A painting by the abstract painter Mark Rothko has been 'defaced'. The painting was hanging in London's Tate Modern museum of modern art.
The painting, one of Rotko's acclaimed Seagram murals, was daubed with black marker pen on the afternoon of Sunday October 7 (at around 3.35 p.m., GMT).
Once the act of vandalism was spotted, the gallery was shut for a short period and then reopened and the police were called to investigate the incident, according to the BBC.

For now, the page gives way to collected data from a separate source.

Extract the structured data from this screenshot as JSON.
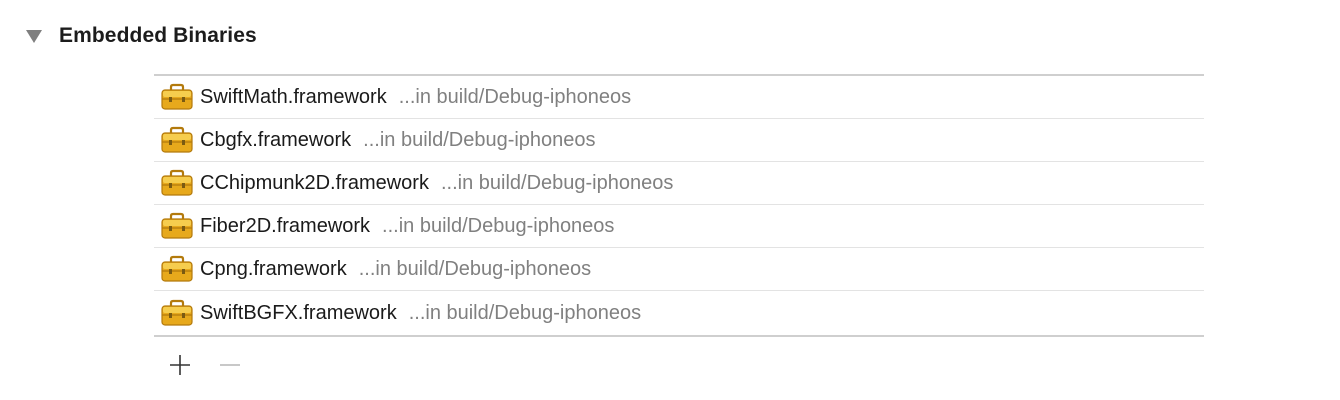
{
  "section": {
    "title": "Embedded Binaries",
    "expanded": true
  },
  "binaries": [
    {
      "name": "SwiftMath.framework",
      "location": "...in build/Debug-iphoneos",
      "icon": "framework-toolbox-icon"
    },
    {
      "name": "Cbgfx.framework",
      "location": "...in build/Debug-iphoneos",
      "icon": "framework-toolbox-icon"
    },
    {
      "name": "CChipmunk2D.framework",
      "location": "...in build/Debug-iphoneos",
      "icon": "framework-toolbox-icon"
    },
    {
      "name": "Fiber2D.framework",
      "location": "...in build/Debug-iphoneos",
      "icon": "framework-toolbox-icon"
    },
    {
      "name": "Cpng.framework",
      "location": "...in build/Debug-iphoneos",
      "icon": "framework-toolbox-icon"
    },
    {
      "name": "SwiftBGFX.framework",
      "location": "...in build/Debug-iphoneos",
      "icon": "framework-toolbox-icon"
    }
  ],
  "controls": {
    "add_icon": "plus-icon",
    "remove_icon": "minus-icon"
  },
  "colors": {
    "icon_gold": "#e7a91c",
    "icon_gold_light": "#f6cd4e",
    "icon_gold_dark": "#b37a0c",
    "secondary_text": "#808080",
    "separator": "#cfcfcf"
  }
}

A spokesperson for the Tate Modern is reported by the Daily Express as saying: "Tate can confirm that at 3.25pm this afternoon, there was an incident at Tate Modern in which a visitor defaced one of Rothko's Seagram murals by applying a small area of black paint with a brush to the painting. The police are currently investigating the incident."
Mark Rothko was a Russian born painter. He became a U.S. citizen and was one of the pioneers of abstract painting.
With the Seagram murals, Rothko was commissioned to paint the pictures in 1958 for Manhattan's Four Seasons restaurant. However, the artist then changed his mind about exhibiting the works and just prior to before his death in 1970, Rothko presented some of the murals to the Tate Gallery in London.
The Tate, one of the world's most renowned modern art galleries, created its dedicated Rothko room in to house the Seagram collection.